Albino, later in her career, accepted the position Vice President of Academic Affairs and Dean of the Systemwide Graduate School at the University of Colorado. Many people told her not to take it because of all the politics involved in Colorado higher education. When she first started, she was offered the position of President at a salary lower than she was making as vice-president. She found out her salary had not been approved like it should have been, and the local media picked up on that. She had a rough time at the University as well because she could not win over the board who resented her having the position as well as her support of minority students (Albino, 2001).

Albino also faced sexual discrimination while she was working in Colorado. In reports of her activities, it told about her dress and appearance.
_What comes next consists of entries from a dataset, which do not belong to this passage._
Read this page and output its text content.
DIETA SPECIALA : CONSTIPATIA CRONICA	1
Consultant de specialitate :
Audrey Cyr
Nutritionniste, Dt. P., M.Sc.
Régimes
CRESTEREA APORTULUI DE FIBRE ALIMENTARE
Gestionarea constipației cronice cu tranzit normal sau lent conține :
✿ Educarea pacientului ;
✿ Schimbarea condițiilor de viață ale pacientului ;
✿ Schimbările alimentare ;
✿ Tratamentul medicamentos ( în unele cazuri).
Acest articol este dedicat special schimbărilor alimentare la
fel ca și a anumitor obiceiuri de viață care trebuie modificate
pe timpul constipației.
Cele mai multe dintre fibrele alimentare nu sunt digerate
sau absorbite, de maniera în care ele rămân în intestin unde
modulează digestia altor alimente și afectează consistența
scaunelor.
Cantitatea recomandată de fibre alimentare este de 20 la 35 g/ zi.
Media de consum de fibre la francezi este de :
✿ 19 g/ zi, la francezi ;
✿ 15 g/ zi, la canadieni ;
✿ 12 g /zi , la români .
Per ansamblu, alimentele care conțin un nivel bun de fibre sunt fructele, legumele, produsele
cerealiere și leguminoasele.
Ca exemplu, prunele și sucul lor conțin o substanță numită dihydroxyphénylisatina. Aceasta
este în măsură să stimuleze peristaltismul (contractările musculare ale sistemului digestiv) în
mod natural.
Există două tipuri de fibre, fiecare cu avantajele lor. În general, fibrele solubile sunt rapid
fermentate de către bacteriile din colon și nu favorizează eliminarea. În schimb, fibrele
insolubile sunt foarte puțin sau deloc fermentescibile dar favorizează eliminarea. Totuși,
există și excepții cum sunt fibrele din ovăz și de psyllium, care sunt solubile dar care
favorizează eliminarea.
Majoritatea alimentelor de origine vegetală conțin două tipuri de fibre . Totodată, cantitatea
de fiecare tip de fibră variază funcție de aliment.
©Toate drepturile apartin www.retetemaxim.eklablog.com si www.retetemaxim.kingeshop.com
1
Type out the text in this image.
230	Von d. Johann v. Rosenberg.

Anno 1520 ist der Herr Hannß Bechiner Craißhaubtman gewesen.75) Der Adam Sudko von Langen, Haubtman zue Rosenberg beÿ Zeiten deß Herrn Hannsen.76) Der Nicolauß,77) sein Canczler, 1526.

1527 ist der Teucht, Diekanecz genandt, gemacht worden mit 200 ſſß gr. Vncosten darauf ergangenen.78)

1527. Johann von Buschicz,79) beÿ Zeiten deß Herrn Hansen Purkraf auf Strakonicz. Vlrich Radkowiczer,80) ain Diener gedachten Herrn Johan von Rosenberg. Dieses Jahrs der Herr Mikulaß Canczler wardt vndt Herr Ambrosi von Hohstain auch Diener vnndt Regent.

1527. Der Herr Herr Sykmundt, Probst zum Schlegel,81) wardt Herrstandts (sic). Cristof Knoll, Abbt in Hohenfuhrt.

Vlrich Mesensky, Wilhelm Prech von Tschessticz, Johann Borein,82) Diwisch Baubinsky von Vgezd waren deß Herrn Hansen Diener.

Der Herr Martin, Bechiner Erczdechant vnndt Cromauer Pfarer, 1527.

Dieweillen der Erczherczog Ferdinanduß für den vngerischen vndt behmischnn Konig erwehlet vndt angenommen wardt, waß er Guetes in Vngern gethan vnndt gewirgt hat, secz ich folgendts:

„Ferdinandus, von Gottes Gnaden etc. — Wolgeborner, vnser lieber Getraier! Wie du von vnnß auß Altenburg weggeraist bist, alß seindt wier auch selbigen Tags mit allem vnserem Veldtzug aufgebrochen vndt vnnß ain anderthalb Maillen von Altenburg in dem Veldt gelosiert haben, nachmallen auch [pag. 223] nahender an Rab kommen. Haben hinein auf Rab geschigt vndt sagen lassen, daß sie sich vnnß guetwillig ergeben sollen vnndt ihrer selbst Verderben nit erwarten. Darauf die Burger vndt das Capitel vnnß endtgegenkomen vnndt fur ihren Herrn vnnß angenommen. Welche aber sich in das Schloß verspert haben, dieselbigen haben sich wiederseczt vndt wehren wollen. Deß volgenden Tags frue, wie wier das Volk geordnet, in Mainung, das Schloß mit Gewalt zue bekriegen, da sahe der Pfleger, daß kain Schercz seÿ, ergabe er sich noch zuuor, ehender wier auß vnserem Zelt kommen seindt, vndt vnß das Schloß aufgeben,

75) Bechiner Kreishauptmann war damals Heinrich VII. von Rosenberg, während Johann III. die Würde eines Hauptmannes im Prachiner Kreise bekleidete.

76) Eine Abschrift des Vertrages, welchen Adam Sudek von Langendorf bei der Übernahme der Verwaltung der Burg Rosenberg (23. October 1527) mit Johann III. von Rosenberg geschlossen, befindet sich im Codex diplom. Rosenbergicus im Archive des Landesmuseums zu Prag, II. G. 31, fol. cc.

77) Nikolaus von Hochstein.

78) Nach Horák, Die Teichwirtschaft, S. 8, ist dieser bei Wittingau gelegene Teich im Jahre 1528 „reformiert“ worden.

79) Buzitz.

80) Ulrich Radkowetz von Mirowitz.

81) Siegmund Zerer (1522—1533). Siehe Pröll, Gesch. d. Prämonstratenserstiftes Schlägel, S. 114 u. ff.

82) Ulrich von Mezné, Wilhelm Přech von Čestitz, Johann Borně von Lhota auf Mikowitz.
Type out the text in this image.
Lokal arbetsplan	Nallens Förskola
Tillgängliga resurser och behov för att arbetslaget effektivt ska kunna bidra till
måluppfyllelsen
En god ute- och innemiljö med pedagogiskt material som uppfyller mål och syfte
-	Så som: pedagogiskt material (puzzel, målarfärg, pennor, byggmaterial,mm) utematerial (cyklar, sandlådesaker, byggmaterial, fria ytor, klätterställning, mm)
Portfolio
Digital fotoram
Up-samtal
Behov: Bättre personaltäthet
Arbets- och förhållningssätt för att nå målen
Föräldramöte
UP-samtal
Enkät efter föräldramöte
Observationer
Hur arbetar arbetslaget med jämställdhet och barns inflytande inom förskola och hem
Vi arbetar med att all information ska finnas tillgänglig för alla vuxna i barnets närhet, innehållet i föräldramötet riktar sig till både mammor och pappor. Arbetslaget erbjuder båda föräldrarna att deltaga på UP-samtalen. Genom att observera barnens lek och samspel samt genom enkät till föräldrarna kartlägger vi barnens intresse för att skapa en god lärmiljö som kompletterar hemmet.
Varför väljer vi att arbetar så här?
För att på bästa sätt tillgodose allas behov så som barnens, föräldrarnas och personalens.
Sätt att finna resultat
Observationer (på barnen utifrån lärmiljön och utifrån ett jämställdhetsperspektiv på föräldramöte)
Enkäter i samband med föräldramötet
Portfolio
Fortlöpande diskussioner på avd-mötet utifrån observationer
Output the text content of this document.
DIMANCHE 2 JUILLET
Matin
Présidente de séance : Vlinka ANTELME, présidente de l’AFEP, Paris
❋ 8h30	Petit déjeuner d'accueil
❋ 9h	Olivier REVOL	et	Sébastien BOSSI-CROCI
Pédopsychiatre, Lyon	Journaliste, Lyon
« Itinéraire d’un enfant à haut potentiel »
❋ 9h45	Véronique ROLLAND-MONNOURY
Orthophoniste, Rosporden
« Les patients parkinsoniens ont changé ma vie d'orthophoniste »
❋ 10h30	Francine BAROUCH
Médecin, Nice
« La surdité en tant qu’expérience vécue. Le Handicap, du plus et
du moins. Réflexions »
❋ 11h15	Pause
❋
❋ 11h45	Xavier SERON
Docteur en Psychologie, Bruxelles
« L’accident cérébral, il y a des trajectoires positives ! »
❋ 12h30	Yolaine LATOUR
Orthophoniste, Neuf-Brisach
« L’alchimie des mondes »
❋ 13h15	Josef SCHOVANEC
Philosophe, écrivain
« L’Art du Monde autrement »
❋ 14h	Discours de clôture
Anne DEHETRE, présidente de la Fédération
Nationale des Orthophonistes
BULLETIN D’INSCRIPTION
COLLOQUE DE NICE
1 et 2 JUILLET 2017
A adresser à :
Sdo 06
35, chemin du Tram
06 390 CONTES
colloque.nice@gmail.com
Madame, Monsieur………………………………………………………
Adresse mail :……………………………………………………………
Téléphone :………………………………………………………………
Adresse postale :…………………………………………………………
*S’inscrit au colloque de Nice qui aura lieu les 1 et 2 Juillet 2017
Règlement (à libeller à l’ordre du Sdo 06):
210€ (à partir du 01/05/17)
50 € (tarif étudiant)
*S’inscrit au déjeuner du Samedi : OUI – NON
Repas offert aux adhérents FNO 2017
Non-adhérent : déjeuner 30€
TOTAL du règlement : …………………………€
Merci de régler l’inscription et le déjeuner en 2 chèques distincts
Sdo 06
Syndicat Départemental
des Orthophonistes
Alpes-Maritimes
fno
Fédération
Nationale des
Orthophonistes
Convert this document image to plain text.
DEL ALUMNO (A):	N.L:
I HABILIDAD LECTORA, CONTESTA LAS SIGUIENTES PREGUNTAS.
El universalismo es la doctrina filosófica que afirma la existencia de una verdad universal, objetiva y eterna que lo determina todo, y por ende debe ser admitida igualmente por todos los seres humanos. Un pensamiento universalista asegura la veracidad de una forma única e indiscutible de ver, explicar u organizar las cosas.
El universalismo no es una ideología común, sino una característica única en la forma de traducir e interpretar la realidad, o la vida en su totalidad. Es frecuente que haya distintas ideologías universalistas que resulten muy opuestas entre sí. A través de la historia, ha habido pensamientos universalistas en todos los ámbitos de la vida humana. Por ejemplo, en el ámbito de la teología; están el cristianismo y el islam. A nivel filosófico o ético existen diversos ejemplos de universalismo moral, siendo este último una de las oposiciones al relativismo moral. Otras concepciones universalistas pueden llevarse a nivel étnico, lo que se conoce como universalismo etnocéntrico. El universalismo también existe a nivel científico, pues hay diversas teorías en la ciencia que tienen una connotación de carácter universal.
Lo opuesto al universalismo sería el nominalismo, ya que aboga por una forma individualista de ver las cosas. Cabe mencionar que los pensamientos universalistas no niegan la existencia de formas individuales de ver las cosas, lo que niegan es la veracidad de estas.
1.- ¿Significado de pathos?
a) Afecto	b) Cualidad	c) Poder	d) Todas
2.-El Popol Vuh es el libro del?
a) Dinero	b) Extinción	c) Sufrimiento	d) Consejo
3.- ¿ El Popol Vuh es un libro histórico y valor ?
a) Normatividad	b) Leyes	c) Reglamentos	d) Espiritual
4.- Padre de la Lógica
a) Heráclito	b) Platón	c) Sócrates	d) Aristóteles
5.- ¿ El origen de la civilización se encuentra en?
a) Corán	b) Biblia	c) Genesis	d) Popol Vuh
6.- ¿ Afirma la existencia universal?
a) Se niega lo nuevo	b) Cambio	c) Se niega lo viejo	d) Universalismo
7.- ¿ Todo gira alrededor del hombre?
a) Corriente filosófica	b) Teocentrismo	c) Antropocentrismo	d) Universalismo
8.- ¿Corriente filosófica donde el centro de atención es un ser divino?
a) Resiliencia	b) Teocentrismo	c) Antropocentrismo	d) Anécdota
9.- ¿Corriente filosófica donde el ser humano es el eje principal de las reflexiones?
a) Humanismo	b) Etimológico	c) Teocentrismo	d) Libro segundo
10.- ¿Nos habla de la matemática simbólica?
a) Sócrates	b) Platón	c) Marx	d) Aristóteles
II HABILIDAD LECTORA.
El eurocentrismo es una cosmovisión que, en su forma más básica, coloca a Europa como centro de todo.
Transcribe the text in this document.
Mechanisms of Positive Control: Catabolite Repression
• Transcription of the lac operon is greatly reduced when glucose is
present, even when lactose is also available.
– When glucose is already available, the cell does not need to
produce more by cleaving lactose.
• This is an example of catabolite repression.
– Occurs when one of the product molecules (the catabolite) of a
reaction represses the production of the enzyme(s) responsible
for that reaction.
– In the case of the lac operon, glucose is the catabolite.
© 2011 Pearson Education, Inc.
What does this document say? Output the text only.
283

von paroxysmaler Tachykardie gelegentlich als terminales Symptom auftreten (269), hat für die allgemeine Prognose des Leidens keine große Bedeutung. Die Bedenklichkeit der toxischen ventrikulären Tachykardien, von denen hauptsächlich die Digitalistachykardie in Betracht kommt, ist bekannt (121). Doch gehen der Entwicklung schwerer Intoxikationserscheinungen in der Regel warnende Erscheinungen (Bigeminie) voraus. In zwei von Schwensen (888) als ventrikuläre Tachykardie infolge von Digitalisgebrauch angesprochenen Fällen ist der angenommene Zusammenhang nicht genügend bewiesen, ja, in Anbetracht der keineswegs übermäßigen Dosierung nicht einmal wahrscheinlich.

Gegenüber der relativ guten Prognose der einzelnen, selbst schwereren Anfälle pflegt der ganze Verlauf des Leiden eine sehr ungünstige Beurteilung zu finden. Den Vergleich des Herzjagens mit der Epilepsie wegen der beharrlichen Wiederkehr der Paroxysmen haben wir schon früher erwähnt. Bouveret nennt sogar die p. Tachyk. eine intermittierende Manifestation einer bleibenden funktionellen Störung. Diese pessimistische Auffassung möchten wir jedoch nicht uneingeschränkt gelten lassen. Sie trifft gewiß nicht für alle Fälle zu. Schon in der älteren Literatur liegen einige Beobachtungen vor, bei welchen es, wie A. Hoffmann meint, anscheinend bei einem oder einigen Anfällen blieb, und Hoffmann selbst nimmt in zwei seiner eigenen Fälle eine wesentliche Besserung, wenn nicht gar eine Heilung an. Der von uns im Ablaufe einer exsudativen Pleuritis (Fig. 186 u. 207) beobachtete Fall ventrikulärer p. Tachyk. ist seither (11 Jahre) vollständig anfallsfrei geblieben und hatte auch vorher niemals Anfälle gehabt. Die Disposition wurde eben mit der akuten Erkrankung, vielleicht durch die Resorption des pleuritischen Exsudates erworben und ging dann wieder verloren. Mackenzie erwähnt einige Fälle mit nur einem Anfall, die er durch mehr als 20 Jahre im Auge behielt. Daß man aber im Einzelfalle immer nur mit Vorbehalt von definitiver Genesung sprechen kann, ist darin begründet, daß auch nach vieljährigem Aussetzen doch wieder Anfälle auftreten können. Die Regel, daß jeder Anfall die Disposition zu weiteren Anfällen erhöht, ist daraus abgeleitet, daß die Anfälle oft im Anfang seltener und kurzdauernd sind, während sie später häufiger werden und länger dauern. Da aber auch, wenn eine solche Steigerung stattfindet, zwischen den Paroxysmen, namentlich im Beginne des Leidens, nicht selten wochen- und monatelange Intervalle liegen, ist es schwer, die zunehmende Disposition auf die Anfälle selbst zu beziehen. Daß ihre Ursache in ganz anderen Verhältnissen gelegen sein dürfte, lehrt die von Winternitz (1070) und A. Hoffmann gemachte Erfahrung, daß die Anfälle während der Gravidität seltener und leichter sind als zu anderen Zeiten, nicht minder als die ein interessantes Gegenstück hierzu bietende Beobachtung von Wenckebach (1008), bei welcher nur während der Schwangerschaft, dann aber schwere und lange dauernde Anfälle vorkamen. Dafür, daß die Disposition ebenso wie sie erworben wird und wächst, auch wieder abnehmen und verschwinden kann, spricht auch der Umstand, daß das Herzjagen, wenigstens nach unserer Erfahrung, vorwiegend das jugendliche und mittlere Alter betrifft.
She was criticized for holding a seat on a board as well as having a salary that was too high. Also, her husband was forced to leave his position at the university even though his being there did not violate any nepotism laws (Albino, 2001).

Despite all of these problems Albino had many accomplishments in Colorado. After resigning from the presidency, she was named President Emerita and started working as a senior scholar and advisor to a number of groups. She became active in the American Psychological Association and served as Treasurer from 1990 - 1995 at the same time serving on the Board of Educational Affairs. She was also the first woman to serve as Chair of the Presidents Commission for the National Collegiate Athletics Association (Albino, 2001).

Currently Albino is serving as President at the California School of Professional Psychology. When Albino first arrived, the school was undergoing several changed. They needed to expand certain programs such as organizational and forensic psychology to keep up with the current trends. Also, Albino felt she was in an environment where her views and background were understood (Albino, 2001).

Albino says she is proud of her successes, but she is also proud of her failures. They have helped her learn how to better achieve her goals. She says that she has never regretted the goals that have motivated her and prompted her choices and actions (Albino, 2001).